5. Mancanza di autenticità
Questo, è in assoluto, il difetto più grosso dell’AI. L’intelligenza artificiale può descrivere perfettamente il dolore di una perdita, ma non ha mai pianto per la morte di qualcuno. Può analizzare la chimica dell’amore, ma non ha mai sentito i brividi sulla pelle guardando negli occhi la persona amata. Questo limite fondamentale si manifesta nei testi in modi sottili ma riconoscibili.
Quando un’AI descrive la gioia, tende a ricorrere a cliché come “il cuore che batte forte” . Manca quella connessione viscerale che permette a uno scrittore umano di dire invece: “Il mio cuore era una stanza in disordine. La felicità all’improvviso, come un temporale estivo“.
Le emozioni nei testi AI rimangono descrizioni di emozioni, non evocazioni genuine. È come la differenza tra leggere la ricetta di una torta e sentirne l’odore mentre cuoce, manca completamente l’esperienza sensoriale ed emotiva.
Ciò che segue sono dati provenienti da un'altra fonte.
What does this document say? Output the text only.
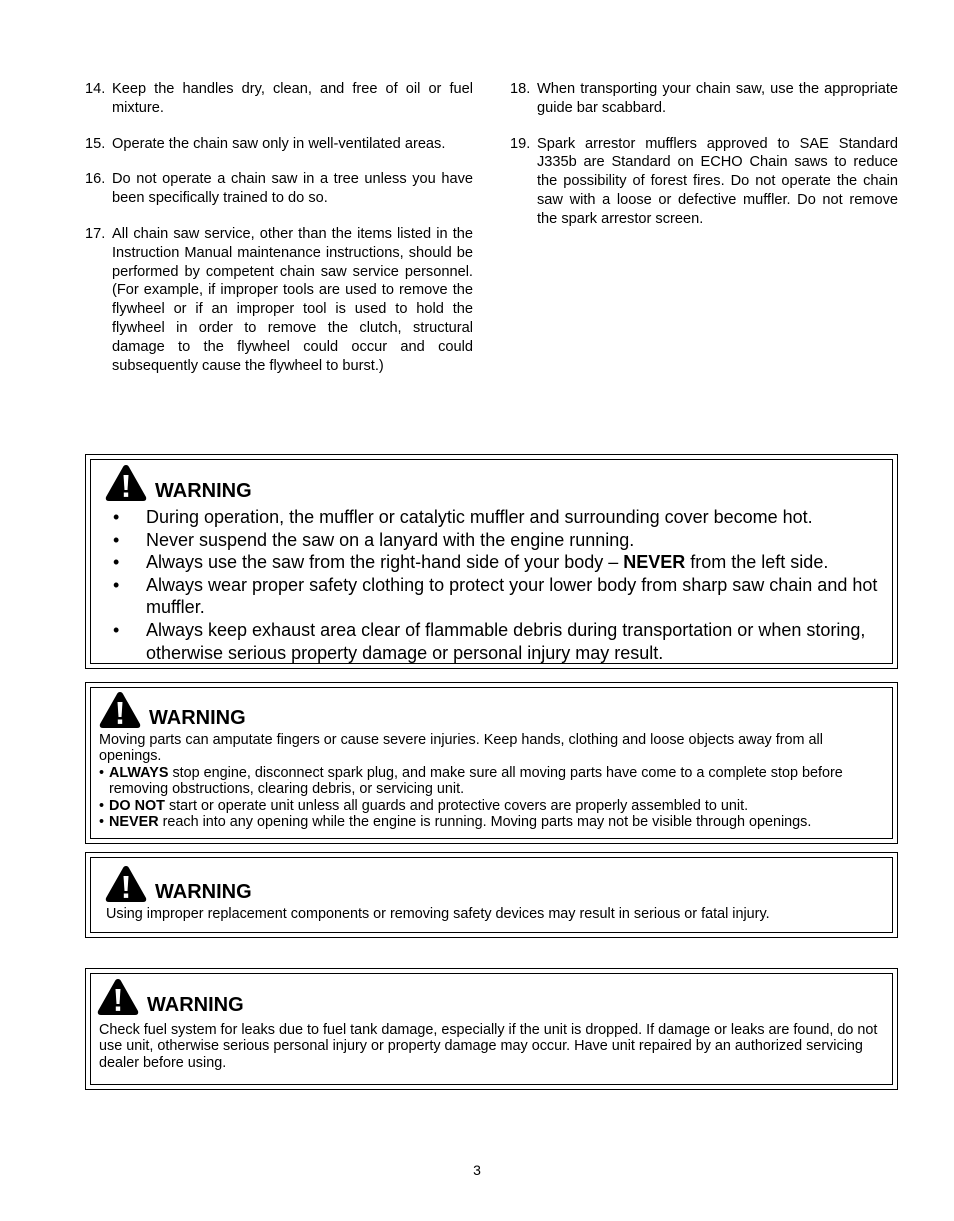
14. Keep the handles dry, clean, and free of oil or fuel mixture.
15. Operate the chain saw only in well-ventilated areas.
16. Do not operate a chain saw in a tree unless you have been specifically trained to do so.
17. All chain saw service, other than the items listed in the Instruction Manual maintenance instructions, should be performed by competent chain saw service personnel. (For example, if improper tools are used to remove the flywheel or if an improper tool is used to hold the flywheel in order to remove the clutch, structural damage to the flywheel could occur and could subsequently cause the flywheel to burst.)
18. When transporting your chain saw, use the appropriate guide bar scabbard.
19. Spark arrestor mufflers approved to SAE Standard J335b are Standard on ECHO Chain saws to reduce the possibility of forest fires. Do not operate the chain saw with a loose or defective muffler. Do not remove the spark arrestor screen.
WARNING
•	During operation, the muffler or catalytic muffler and surrounding cover become hot.
•	Never suspend the saw on a lanyard with the engine running.
•	Always use the saw from the right-hand side of your body – NEVER from the left side.
•	Always wear proper safety clothing to protect your lower body from sharp saw chain and hot muffler.
•	Always keep exhaust area clear of flammable debris during transportation or when storing, otherwise serious property damage or personal injury may result.
WARNING
Moving parts can amputate fingers or cause severe injuries. Keep hands, clothing and loose objects away from all openings.
• ALWAYS stop engine, disconnect spark plug, and make sure all moving parts have come to a complete stop before removing obstructions, clearing debris, or servicing unit.
• DO NOT start or operate unit unless all guards and protective covers are properly assembled to unit.
• NEVER reach into any opening while the engine is running. Moving parts may not be visible through openings.
WARNING
Using improper replacement components or removing safety devices may result in serious or fatal injury.
WARNING
Check fuel system for leaks due to fuel tank damage, especially if the unit is dropped. If damage or leaks are found, do not use unit, otherwise serious personal injury or property damage may occur. Have unit repaired by an authorized servicing dealer before using.
3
È questa assenza di vissuto autentico che rende i testi AI riconoscibili quando parlano di esperienze profondamente umane, per quanto siano ben scritti.
Naturalmente, nessuno di questi elementi da solo è una prova inconfutabile che un testo sia stato generato dall’AI. Anche gli scrittori umani possono cadere in simili errori. Ma quando questi segnali iniziano ad accumularsi uno sull’altro, è il momento in cui dovrebbe scattare il campanello d’allarme.